Я там его однажды посетил и подивился состоявшейся с ним в небольшое время перестройке. Когда в конце 80-х накатила эта первая волна расправы с лицемерным партноменклатурным прошлым, кто-то надоумил меня собрать все старые материалы по эльгудинскому делу, включая хронику моих хождений по редакторам, закрывшим своими совестными и бессовестными грудями негодяя, и отнести все это в «Огонек». Я же вдобавок позвонил и убедился, что Эльгудин, когда многие уже летели с мест, все еще при своем. Сложил я все это и понес, как к старому знакомому, к Юмашеву.
Он с этим дивным новым видом какой-то крайней, чуть уже не государственной загруженности проглядел мои странички и, слегка поморщившись, сказал: «Оставь… Не знаю… Все это, конечно… Но сейчас есть вещи поважней». Я и сам не был уверен до конца, стоит ли ворошить старые язвы, когда, как мнилось, не сегодня-завтра грянет избавление, с победой над стогнатами, от всех язв вообще. Но я тогда не знал, и в голову мне не могло прийти, что бывший алый парусник как раз уже трудился над новейшей «Целиной» новейшего кумира Ельцина, закладывая свой последующий потрясающий скачок на самую вершину следующей пушечно-номенклатурной власти.

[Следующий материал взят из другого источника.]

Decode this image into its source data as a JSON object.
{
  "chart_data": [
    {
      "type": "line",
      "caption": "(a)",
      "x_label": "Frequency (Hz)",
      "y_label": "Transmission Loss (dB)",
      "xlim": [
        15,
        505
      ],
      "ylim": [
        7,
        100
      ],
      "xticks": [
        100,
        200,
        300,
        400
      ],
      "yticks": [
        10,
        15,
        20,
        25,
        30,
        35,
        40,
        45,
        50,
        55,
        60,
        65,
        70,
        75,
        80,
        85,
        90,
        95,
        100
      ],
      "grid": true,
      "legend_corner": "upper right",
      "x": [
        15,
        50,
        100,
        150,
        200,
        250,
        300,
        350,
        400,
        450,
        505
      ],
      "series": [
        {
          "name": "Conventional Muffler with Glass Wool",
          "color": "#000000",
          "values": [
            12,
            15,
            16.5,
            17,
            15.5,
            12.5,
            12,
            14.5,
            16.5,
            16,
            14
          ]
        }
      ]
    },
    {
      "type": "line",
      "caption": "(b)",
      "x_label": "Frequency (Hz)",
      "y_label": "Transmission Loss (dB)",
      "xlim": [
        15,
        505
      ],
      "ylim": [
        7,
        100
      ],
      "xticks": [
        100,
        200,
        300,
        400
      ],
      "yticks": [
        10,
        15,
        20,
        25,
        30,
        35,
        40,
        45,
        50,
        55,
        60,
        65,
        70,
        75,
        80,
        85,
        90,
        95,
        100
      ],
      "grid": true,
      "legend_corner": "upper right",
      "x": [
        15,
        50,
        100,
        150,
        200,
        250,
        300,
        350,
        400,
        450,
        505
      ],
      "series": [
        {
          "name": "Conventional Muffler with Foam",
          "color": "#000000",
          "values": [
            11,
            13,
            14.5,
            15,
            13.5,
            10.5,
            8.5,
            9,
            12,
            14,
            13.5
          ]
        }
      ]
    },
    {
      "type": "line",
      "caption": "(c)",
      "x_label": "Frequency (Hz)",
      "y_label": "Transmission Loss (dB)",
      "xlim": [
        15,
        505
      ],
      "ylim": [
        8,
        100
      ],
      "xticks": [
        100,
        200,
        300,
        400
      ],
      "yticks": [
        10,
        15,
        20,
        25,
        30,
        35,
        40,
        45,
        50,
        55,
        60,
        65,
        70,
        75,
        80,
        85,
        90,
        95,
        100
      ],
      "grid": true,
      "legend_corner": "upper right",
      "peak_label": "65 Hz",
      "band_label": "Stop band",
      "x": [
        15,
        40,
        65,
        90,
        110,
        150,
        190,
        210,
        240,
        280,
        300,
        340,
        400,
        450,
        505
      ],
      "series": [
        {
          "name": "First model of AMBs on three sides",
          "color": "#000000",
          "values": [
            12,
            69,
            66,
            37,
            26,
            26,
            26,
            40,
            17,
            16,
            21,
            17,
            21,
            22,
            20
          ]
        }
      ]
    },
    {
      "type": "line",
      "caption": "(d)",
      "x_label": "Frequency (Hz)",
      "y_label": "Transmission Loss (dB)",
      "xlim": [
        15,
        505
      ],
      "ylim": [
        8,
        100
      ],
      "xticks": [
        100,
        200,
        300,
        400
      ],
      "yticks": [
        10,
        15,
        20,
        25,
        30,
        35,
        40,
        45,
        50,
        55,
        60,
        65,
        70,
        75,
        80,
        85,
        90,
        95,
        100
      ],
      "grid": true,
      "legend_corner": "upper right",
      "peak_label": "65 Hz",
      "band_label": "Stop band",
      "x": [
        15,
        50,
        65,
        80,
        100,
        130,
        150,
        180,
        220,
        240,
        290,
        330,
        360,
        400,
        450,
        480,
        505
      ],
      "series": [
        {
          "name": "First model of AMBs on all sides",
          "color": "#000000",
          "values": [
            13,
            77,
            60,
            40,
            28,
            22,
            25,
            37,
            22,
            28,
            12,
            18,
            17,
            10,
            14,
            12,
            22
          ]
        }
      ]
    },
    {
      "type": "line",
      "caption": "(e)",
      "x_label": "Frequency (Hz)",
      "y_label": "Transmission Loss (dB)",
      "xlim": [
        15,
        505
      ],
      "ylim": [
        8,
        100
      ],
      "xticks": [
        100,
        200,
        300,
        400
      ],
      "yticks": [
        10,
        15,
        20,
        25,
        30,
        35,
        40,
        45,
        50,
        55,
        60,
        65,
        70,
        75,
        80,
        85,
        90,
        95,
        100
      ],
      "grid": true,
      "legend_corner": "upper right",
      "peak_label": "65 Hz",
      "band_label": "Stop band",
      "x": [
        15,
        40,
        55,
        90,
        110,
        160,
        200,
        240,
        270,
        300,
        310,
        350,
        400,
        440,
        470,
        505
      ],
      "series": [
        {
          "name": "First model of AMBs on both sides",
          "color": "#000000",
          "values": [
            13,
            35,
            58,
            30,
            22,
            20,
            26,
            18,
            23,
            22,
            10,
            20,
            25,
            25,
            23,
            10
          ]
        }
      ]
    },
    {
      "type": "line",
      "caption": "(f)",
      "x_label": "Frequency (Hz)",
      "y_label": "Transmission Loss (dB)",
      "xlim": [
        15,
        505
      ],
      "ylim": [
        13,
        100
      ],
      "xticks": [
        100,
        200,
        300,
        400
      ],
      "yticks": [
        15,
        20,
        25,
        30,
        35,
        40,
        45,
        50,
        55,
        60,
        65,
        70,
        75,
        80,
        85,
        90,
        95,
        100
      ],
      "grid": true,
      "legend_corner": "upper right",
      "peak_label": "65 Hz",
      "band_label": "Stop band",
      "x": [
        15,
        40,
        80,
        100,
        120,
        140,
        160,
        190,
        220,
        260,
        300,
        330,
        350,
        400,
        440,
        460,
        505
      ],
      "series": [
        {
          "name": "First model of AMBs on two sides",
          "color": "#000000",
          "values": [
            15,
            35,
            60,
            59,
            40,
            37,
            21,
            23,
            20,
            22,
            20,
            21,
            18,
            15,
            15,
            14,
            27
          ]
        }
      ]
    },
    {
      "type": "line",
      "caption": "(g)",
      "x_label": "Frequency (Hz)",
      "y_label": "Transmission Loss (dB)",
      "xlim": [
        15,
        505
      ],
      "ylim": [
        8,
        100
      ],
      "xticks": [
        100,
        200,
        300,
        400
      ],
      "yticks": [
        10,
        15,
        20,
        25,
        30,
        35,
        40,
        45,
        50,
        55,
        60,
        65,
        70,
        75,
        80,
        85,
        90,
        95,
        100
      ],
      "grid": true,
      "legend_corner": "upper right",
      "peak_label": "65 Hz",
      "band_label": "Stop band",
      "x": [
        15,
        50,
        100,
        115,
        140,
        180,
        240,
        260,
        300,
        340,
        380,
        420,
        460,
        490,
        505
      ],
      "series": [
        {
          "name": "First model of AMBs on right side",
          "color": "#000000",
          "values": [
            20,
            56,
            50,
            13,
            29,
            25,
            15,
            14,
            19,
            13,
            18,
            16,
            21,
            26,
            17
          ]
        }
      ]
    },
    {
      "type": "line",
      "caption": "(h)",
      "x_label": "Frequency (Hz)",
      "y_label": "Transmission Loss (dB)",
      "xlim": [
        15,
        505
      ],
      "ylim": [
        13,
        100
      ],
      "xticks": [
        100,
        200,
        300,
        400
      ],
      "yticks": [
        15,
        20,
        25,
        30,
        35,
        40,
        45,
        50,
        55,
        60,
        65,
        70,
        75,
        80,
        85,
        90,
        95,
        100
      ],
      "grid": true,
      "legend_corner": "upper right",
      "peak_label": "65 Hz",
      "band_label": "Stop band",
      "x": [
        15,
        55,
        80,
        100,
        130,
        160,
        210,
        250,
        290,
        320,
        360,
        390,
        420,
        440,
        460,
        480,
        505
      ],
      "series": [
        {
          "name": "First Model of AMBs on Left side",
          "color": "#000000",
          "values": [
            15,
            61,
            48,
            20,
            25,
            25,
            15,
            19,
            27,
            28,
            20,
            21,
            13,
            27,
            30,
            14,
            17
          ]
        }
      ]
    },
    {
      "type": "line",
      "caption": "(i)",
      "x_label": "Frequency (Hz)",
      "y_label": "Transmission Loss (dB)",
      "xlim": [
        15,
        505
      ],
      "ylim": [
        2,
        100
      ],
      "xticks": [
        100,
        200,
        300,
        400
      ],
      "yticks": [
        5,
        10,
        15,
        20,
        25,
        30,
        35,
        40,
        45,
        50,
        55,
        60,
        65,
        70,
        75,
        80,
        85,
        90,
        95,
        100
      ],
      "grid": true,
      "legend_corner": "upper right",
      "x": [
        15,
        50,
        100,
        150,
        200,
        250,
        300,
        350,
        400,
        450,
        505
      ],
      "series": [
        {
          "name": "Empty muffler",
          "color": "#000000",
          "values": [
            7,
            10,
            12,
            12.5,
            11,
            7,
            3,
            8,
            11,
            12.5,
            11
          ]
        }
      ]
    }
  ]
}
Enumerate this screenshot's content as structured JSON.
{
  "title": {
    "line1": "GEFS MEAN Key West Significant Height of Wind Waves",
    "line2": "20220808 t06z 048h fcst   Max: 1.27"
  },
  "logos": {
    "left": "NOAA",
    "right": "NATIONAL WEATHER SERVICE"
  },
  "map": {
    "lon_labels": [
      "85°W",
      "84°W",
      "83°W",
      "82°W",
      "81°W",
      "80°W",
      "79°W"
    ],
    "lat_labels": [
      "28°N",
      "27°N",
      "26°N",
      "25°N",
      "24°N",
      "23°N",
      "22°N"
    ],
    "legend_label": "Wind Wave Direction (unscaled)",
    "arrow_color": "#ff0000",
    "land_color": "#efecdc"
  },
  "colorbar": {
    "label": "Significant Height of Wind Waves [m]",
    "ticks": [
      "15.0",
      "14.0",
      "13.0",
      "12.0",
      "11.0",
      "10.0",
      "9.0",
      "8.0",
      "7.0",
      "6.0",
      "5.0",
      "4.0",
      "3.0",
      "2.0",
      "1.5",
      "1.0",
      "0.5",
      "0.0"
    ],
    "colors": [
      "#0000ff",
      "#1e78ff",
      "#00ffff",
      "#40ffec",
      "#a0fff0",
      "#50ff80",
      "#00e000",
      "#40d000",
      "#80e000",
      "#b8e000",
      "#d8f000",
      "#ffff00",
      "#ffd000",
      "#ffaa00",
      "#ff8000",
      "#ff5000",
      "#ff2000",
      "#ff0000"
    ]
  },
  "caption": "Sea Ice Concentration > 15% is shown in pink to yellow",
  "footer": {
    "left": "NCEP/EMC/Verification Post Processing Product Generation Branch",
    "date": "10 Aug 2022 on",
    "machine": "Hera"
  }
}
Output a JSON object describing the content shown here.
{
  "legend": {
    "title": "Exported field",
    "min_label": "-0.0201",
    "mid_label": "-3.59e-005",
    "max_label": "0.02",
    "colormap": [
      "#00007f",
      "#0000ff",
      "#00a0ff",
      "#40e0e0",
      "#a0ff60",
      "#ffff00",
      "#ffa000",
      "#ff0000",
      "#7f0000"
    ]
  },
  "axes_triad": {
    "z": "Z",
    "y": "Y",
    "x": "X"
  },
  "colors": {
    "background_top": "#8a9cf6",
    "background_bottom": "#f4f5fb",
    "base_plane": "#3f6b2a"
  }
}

И вот я, глядя на всю эту золотую поросль, уже тогда начавшую справлять свой бенефис, который и затем не прерывался ни на миг — а строй при этом поменялся лишь как блюда за столом — не мог все нипочем понять: ну почему их, ничем таким не отличавшихся вроде от меня, уже знала и читала вся страна — а мой скандальный кипеж не шел дальше коридоров?
Вопрос больной, конечно, для тщеславия, и я бы, может, и хотел свести его к банальной теме о продажности, ведущей к денежным и прочим барышам. Но как сказал один давнишний лис, все продаются, но не всех хотят купить. То есть красиво отличиться я бы мог тогда, когда бы кто-то захотел за те же денежки купить меня, а я бы, такой честный, не продался. Но должен искренне признаться, что мне никто подобных предложений, сколько я ни выставлялся на печатном рынке, и не делал. Мои же пернатые ровесники, как не стареющие и не теряющие своих прелестей от смены покровителей гетеры, шли как при коммунистах, так и при дальнейших демократах нарасхват.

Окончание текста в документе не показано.